I’ve been getting a lot of unsolicited phone calls lately, usually to the phone number belonging to my former company. The business has been closed for long enough that I feel free to mess with whomever calls on that number. My favorite opening, after I hear the telltale click of an automatic dialer plugging me into a call center, is to ask before they say anything, “Are you calling about the virus on my computer?”
Since most of the people calling me do, in fact, want to put viruses onto my computer, they usually know they’ve been had and they hang up right away. But today I got a couple of extremely persistent guys. The first one assured me immediately that he wasn’t calling about a virus.
“OK. What would you like to sell me?” I asked.
“Oh,” he said, “I don’t want to sell you anything.”
I interrupted, “So how can you make money if you don’t have anything to sell?”
He replied that he wanted to give me something for free, so I asked how his bosses could possibly pay him if he didn’t have something to sell.
He replied that he wanted me to have solar power and that it wouldn’t cost me anything.
I interrupted again, “OK, you’re not selling anything but you want to sell me free solar power.”
He kept trying to explain his “free” product to me and I kept interrupting with stupid questions and jumping to absurd conclusions. The guy wouldn’t give up. Finally I asked, “Don’t you understand that I’m messing with you? Most people would have hung up by now.” Unimpressed, he pressed on with his sales pitch. I finally thanked him very much and told him I’d have to be the one to hang up.

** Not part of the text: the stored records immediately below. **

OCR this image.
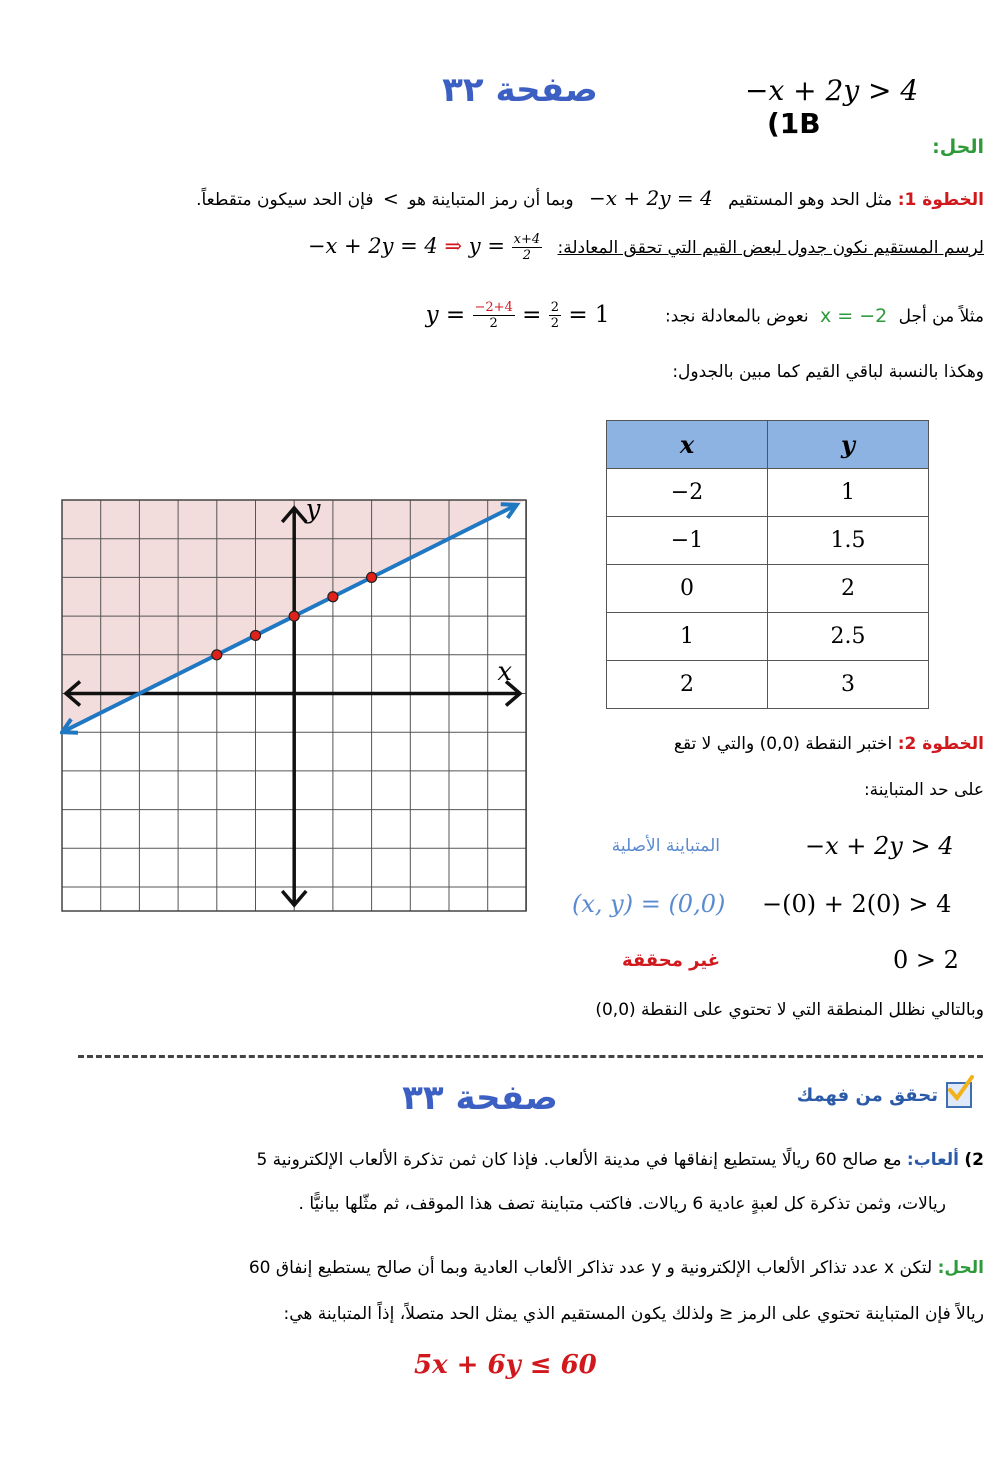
صفحة ٣٢	−x + 2y > 4 (1B
الحل:
الخطوة 1: مثل الحد وهو المستقيم −x + 2y = 4 وبما أن رمز المتباينة هو < فإن الحد سيكون متقطعاً.
لرسم المستقيم نكون جدول لبعض القيم التي تحقق المعادلة: −x + 2y = 4 ⇒ $y = \frac{x+4}{2}$
مثلاً من أجل x = −2 نعوض بالمعادلة نجد: $y = \frac{-2+4}{2} = \frac{2}{2} = 1$
وهكذا بالنسبة لباقي القيم كما مبين بالجدول:
x	y
−2	1
−1	1.5
0	2
1	2.5
2	3
x
y
الخطوة 2: اختبر النقطة (0,0) والتي لا تقع
على حد المتباينة:
−x + 2y > 4
المتباينة الأصلية
−(0) + 2(0) > 4
(x, y) = (0,0)
0 > 2
غير محققة
وبالتالي نظلل المنطقة التي لا تحتوي على النقطة (0,0)
صفحة ٣٣	تحقق من فهمك
2) ألعاب: مع صالح 60 ريالًا يستطيع إنفاقها في مدينة الألعاب. فإذا كان ثمن تذكرة الألعاب الإلكترونية 5
ريالات، وثمن تذكرة كل لعبةٍ عادية 6 ريالات. فاكتب متباينة تصف هذا الموقف، ثم مثّلها بيانيًّا .
الحل: لتكن x عدد تذاكر الألعاب الإلكترونية و y عدد تذاكر الألعاب العادية وبما أن صالح يستطيع إنفاق 60
ريالاً فإن المتباينة تحتوي على الرمز ≤ ولذلك يكون المستقيم الذي يمثل الحد متصلاً، إذاً المتباينة هي:
5x + 6y ≤ 60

The other persistent caller really did want to try the “virus on your computer” scam. Undeterred by my sarcastic opening, he assured me that he was calling from Windows Technical Support and that they’d noticed on their servers vast amounts of traffic indicative of a highly-sophisticated morphological virus. Clearly reading from a script he didn’t know very well, he had a hard time spitting out those fancy words.
Ignoring the fact that what he said made no technological sense, I said, “If you’re going to sell me a virus, you’re going to have to practice your script. That didn’t go smoothly at all.”

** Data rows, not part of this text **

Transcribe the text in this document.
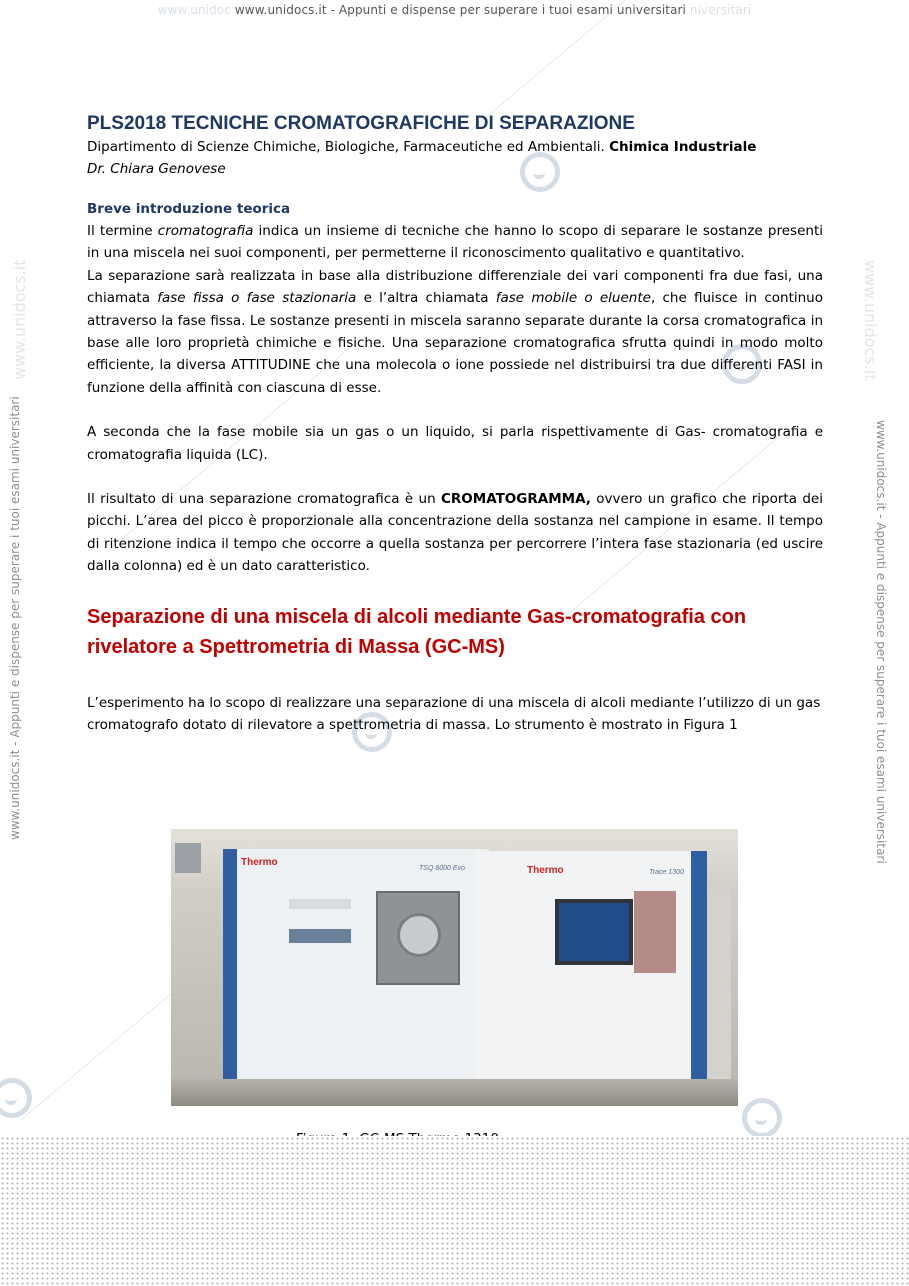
www.unidoc www.unidocs.it - Appunti e dispense per superare i tuoi esami universitari niversitari
www.unidocs.it	www.unidocs.it
www.unidocs.it - Appunti e dispense per superare i tuoi esami universitari	www.unidocs.it - Appunti e dispense per superare i tuoi esami universitari
PLS2018 TECNICHE CROMATOGRAFICHE DI SEPARAZIONE

Dipartimento di Scienze Chimiche, Biologiche, Farmaceutiche ed Ambientali. Chimica Industriale

Dr. Chiara Genovese

Breve introduzione teorica

Il termine cromatografia indica un insieme di tecniche che hanno lo scopo di separare le sostanze presenti in una miscela nei suoi componenti, per permetterne il riconoscimento qualitativo e quantitativo.

La separazione sarà realizzata in base alla distribuzione differenziale dei vari componenti fra due fasi, una chiamata fase fissa o fase stazionaria e l’altra chiamata fase mobile o eluente, che fluisce in continuo attraverso la fase fissa. Le sostanze presenti in miscela saranno separate durante la corsa cromatografica in base alle loro proprietà chimiche e fisiche. Una separazione cromatografica sfrutta quindi in modo molto efficiente, la diversa ATTITUDINE che una molecola o ione possiede nel distribuirsi tra due differenti FASI in funzione della affinità con ciascuna di esse.

A seconda che la fase mobile sia un gas o un liquido, si parla rispettivamente di Gas- cromatografia e cromatografia liquida (LC).

Il risultato di una separazione cromatografica è un CROMATOGRAMMA, ovvero un grafico che riporta dei picchi. L’area del picco è proporzionale alla concentrazione della sostanza nel campione in esame. Il tempo di ritenzione indica il tempo che occorre a quella sostanza per percorrere l’intera fase stazionaria (ed uscire dalla colonna) ed è un dato caratteristico.

Separazione di una miscela di alcoli mediante Gas-cromatografia con rivelatore a Spettrometria di Massa (GC-MS)

L’esperimento ha lo scopo di realizzare una separazione di una miscela di alcoli mediante l’utilizzo di un gas cromatografo dotato di rilevatore a spettrometria di massa. Lo strumento è mostrato in Figura 1

Thermo
Thermo
TSQ 8000 Evo
Trace 1300
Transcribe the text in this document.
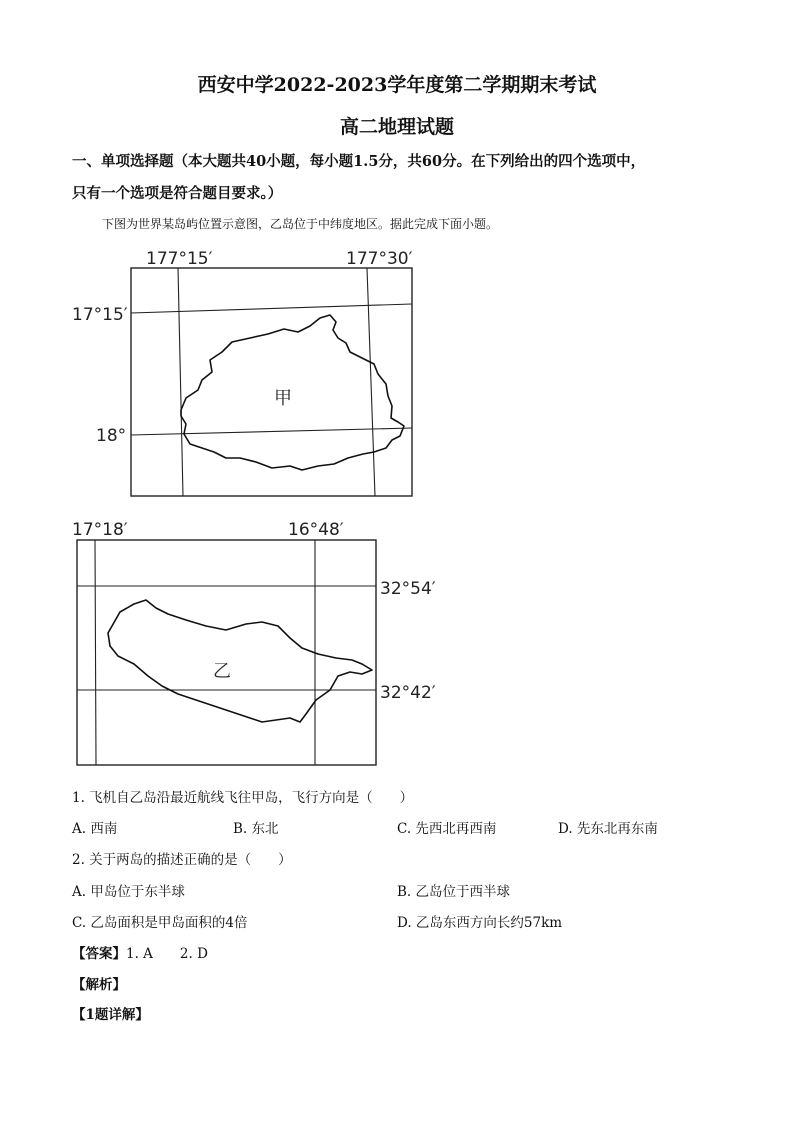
西安中学2022-2023学年度第二学期期末考试
高二地理试题
一、单项选择题（本大题共40小题，每小题1.5分，共60分。在下列给出的四个选项中，
只有一个选项是符合题目要求。）
下图为世界某岛屿位置示意图，乙岛位于中纬度地区。据此完成下面小题。
甲
177°15′	177°30′
17°15′
18°
乙
17°18′	16°48′
32°54′
32°42′
1. 飞机自乙岛沿最近航线飞往甲岛，飞行方向是（　　）
A. 西南	B. 东北	C. 先西北再西南	D. 先东北再东南
2. 关于两岛的描述正确的是（　　）
A. 甲岛位于东半球	B. 乙岛位于西半球
C. 乙岛面积是甲岛面积的4倍	D. 乙岛东西方向长约57km
【答案】1. A　　2. D
【解析】
【1题详解】
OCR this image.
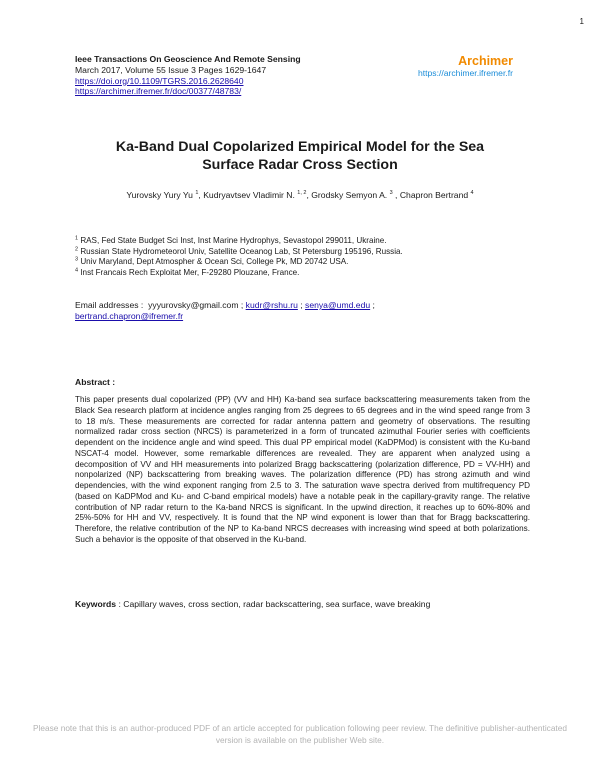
1
Ieee Transactions On Geoscience And Remote Sensing
March 2017, Volume 55 Issue 3 Pages 1629-1647
https://doi.org/10.1109/TGRS.2016.2628640
https://archimer.ifremer.fr/doc/00377/48783/
Archimer
https://archimer.ifremer.fr
Ka-Band Dual Copolarized Empirical Model for the Sea
Surface Radar Cross Section
Yurovsky Yury Yu $^1$, Kudryavtsev Vladimir N. $^{1, 2}$, Grodsky Semyon A. $^3$ , Chapron Bertrand $^4$
$^1$ RAS, Fed State Budget Sci Inst, Inst Marine Hydrophys, Sevastopol 299011, Ukraine.
$^2$ Russian State Hydrometeorol Univ, Satellite Oceanog Lab, St Petersburg 195196, Russia.
$^3$ Univ Maryland, Dept Atmospher & Ocean Sci, College Pk, MD 20742 USA.
$^4$ Inst Francais Rech Exploitat Mer, F-29280 Plouzane, France.
Email addresses : yyyurovsky@gmail.com ; kudr@rshu.ru ; senya@umd.edu ;
bertrand.chapron@ifremer.fr
Abstract :
This paper presents dual copolarized (PP) (VV and HH) Ka-band sea surface backscattering measurements taken from the Black Sea research platform at incidence angles ranging from 25 degrees to 65 degrees and in the wind speed range from 3 to 18 m/s. These measurements are corrected for radar antenna pattern and geometry of observations. The resulting normalized radar cross section (NRCS) is parameterized in a form of truncated azimuthal Fourier series with coefficients dependent on the incidence angle and wind speed. This dual PP empirical model (KaDPMod) is consistent with the Ku-band NSCAT-4 model. However, some remarkable differences are revealed. They are apparent when analyzed using a decomposition of VV and HH measurements into polarized Bragg backscattering (polarization difference, PD = VV-HH) and nonpolarized (NP) backscattering from breaking waves. The polarization difference (PD) has strong azimuth and wind dependencies, with the wind exponent ranging from 2.5 to 3. The saturation wave spectra derived from multifrequency PD (based on KaDPMod and Ku- and C-band empirical models) have a notable peak in the capillary-gravity range. The relative contribution of NP radar return to the Ka-band NRCS is significant. In the upwind direction, it reaches up to 60%-80% and 25%-50% for HH and VV, respectively. It is found that the NP wind exponent is lower than that for Bragg backscattering. Therefore, the relative contribution of the NP to Ka-band NRCS decreases with increasing wind speed at both polarizations. Such a behavior is the opposite of that observed in the Ku-band.
Keywords : Capillary waves, cross section, radar backscattering, sea surface, wave breaking
Please note that this is an author-produced PDF of an article accepted for publication following peer review. The definitive publisher-authenticated version is available on the publisher Web site.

“Oh no,” he rejoined, “I never said anything about a virus…”
I interrupted, reminding him what he’d just said about that highly-sophisticated morphological virus.
He pressed on, gushing over the urgency of solving this problem. “I know you have a high-quality antivirus program on your computer. This problem can’t be detected by antivirus software. We need to solve it right away.”

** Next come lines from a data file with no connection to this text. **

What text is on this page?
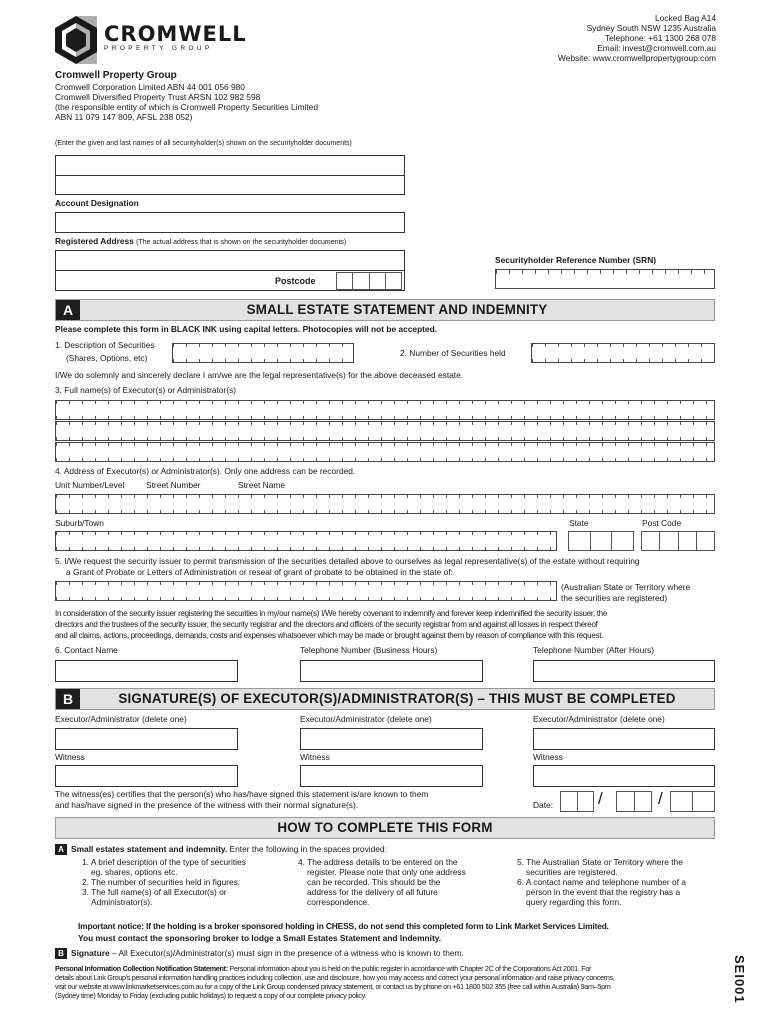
CROMWELL
PROPERTY GROUP
Cromwell Property Group
Cromwell Corporation Limited ABN 44 001 056 980
Cromwell Diversified Property Trust ARSN 102 982 598
(the responsible entity of which is Cromwell Property Securities Limited
ABN 11 079 147 809, AFSL 238 052)
Locked Bag A14
Sydney South NSW 1235 Australia
Telephone: +61 1300 268 078
Email: invest@cromwell.com.au
Website: www.cromwellpropertygroup.com
(Enter the given and last names of all securityholder(s) shown on the securityholder documents)
Account Designation
Registered Address (The actual address that is shown on the securityholder documents)
Postcode
Securityholder Reference Number (SRN)
A	SMALL ESTATE STATEMENT AND INDEMNITY
Please complete this form in BLACK INK using capital letters. Photocopies will not be accepted.
1. Description of Securities
(Shares, Options, etc)	2. Number of Securities held
I/We do solemnly and sincerely declare I am/we are the legal representative(s) for the above deceased estate.
3. Full name(s) of Executor(s) or Administrator(s)
4. Address of Executor(s) or Administrator(s). Only one address can be recorded.
Unit Number/Level	Street Number	Street Name
Suburb/Town	State	Post Code
5. I/We request the security issuer to permit transmission of the securities detailed above to ourselves as legal representative(s) of the estate without requiring
a Grant of Probate or Letters of Administration or reseal of grant of probate to be obtained in the state of:
(Australian State or Territory where
the securities are registered)
In consideration of the security issuer registering the securities in my/our name(s) I/We hereby covenant to indemnify and forever keep indemnified the security issuer, the
directors and the trustees of the security issuer, the security registrar and the directors and officers of the security registrar from and against all losses in respect thereof
and all claims, actions, proceedings, demands, costs and expenses whatsoever which may be made or brought against them by reason of compliance with this request.
6. Contact Name	Telephone Number (Business Hours)	Telephone Number (After Hours)
B	SIGNATURE(S) OF EXECUTOR(S)/ADMINISTRATOR(S) – THIS MUST BE COMPLETED
Executor/Administrator (delete one)	Executor/Administrator (delete one)	Executor/Administrator (delete one)
Witness	Witness	Witness
The witness(es) certifies that the person(s) who has/have signed this statement is/are known to them
and has/have signed in the presence of the witness with their normal signature(s).	Date:	/	/
HOW TO COMPLETE THIS FORM
A Small estates statement and indemnity. Enter the following in the spaces provided:
1. A brief description of the type of securities
eg. shares, options etc.
2. The number of securities held in figures.
3. The full name(s) of all Executor(s) or
Administrator(s).
4. The address details to be entered on the
register. Please note that only one address
can be recorded. This should be the
address for the delivery of all future
correspondence.
5. The Australian State or Territory where the
securities are registered.
6. A contact name and telephone number of a
person in the event that the registry has a
query regarding this form.
Important notice: If the holding is a broker sponsored holding in CHESS, do not send this completed form to Link Market Services Limited.
You must contact the sponsoring broker to lodge a Small Estates Statement and Indemnity.
B Signature – All Executor(s)/Administrator(s) must sign in the presence of a witness who is known to them.
Personal Information Collection Notification Statement: Personal information about you is held on the public register in accordance with Chapter 2C of the Corporations Act 2001. For
details about Link Group's personal information handling practices including collection, use and disclosure, how you may access and correct your personal information and raise privacy concerns,
visit our website at www.linkmarketservices.com.au for a copy of the Link Group condensed privacy statement, or contact us by phone on +61 1800 502 355 (free call within Australia) 9am–5pm
(Sydney time) Monday to Friday (excluding public holidays) to request a copy of our complete privacy policy.	SEI001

“OK,” I said. “Tell me your phone number and I’ll call you back.”
“You don’t have time to call me back,” he urged, “you need to log onto our website right away.”
We circled around those points a couple of times. I said I wouldn’t do anything unless he gave me his phone number so I could call him back and then we’d talk further. I figured that if he gave me a real phone number I could complain to the authorities, but he wasn’t that stupid. He made up a phone number starting with 800 but ending with too many digits. It was painful to hear him making up the sequence, struggling over each digit and then going too far. I told him that couldn’t be a real phone number so he repeated the same number, though smoothly this time.
Next I asked for his name. I couldn’t call him back without knowing his name. He said his name was William, but he couldn’t really pronounce it. Then he elaborated, “William Vincent.” Great. Now he’s a family member. I actually did try dialing the first seven digits of the number he gave me. Sadly, it didn’t get me to William so our little game is over.
I may not bother answering the phone at all tomorrow. Apparently that guy I messed with a few weeks ago really meant it when he said that he definitely would NOT add me to his do-not-call list.